Death Race 2000 is rated R.
I had seen Death Race 2000 on TV over the years, but it wasn’t until I saw it on this DVD that I realized how heavily edited it was. They took out the blood spurting when people were run over, the heads crushing under tires, and the T&A. None of these made the film any better, but they certainly made it a more intense film. And while this film is labeled as a “special edition”, there’s nothing new added to it.
I actually met David Carradine in person a month ago at a film location in Austin. It was kind of surreal to see him in this over-the-top role. (Then again I interviewed him in a trailer while he wore a caveman outfit, so that was surreal, too.) But it was even more surreal to see a young Sylvester Stallone playing Machine Gun Joe. Who would have thought he would go on to be one of the world’s biggest action stars.

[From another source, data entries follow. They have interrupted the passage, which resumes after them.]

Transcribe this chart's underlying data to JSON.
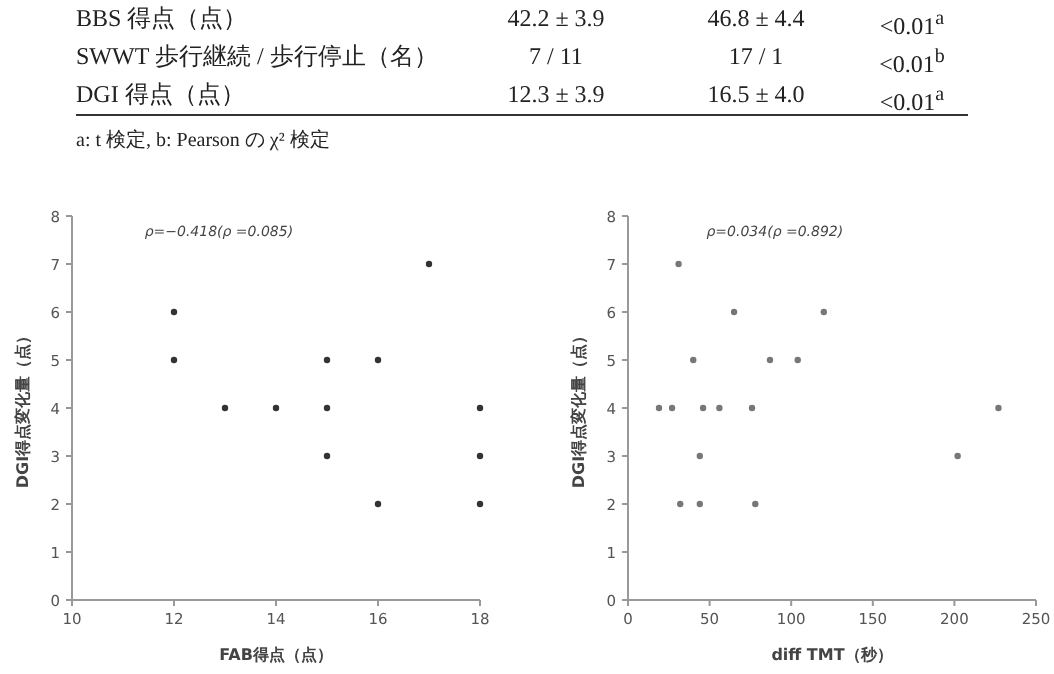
{
  "chart_data": [
    {
      "type": "other",
      "annotations": [
        "BBS 得点（点）",
        "42.2 ± 3.9",
        "46.8 ± 4.4",
        "<0.01$^{a}$",
        "SWWT 歩行継続 / 歩行停止（名）",
        "7 / 11",
        "17 / 1",
        "<0.01$^{b}$",
        "DGI 得点（点）",
        "12.3 ± 3.9",
        "16.5 ± 4.0",
        "<0.01$^{a}$",
        "a: t 検定,  b: Pearson の χ² 検定"
      ]
    },
    {
      "type": "scatter",
      "xlabel": "FAB得点（点）",
      "ylabel": "DGI得点変化量（点）",
      "xlim": [
        10,
        18
      ],
      "xticks": [
        10,
        12,
        14,
        16,
        18
      ],
      "ylim": [
        0,
        8
      ],
      "yticks": [
        0,
        1,
        2,
        3,
        4,
        5,
        6,
        7,
        8
      ],
      "marker": "circle",
      "annotations": [
        "ρ=−0.418(ρ =0.085)"
      ],
      "series": [
        {
          "color": "#333333",
          "x": [
            12,
            12,
            13,
            14,
            15,
            15,
            15,
            16,
            16,
            17,
            18,
            18,
            18
          ],
          "values": [
            6,
            5,
            4,
            4,
            5,
            4,
            3,
            5,
            2,
            7,
            4,
            3,
            2
          ]
        }
      ]
    },
    {
      "type": "scatter",
      "xlabel": "diff TMT（秒）",
      "ylabel": "DGI得点変化量（点）",
      "xlim": [
        0,
        250
      ],
      "xticks": [
        0,
        50,
        100,
        150,
        200,
        250
      ],
      "ylim": [
        0,
        8
      ],
      "yticks": [
        0,
        1,
        2,
        3,
        4,
        5,
        6,
        7,
        8
      ],
      "marker": "circle",
      "annotations": [
        "ρ=0.034(ρ =0.892)"
      ],
      "series": [
        {
          "color": "#777777",
          "x": [
            31,
            65,
            120,
            40,
            87,
            104,
            19,
            27,
            46,
            56,
            76,
            227,
            44,
            202,
            32,
            44,
            78
          ],
          "values": [
            7,
            6,
            6,
            5,
            5,
            5,
            4,
            4,
            4,
            4,
            4,
            4,
            3,
            3,
            2,
            2,
            2
          ]
        }
      ]
    }
  ]
}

This special edition DVD is a bit light on the bonus features. There’s a “making of” video featuring Roger Corman, actor Martin Kove, actress Mary Woronov, and writer Charles Griffith. (Carradine and Stallone are notably absent.) They talk about everything from the making of the cars to the nude scenes in the film. Also included is a commentary featuring Corman and Woronov.
If you’re in the mood for a B-Movie and you walk into this film knowing full-well how bad it is, then you might enjoy Death Race 2000. It’s certainly good for a few laughs, especially if you’re a fan of Stallone or Carradine.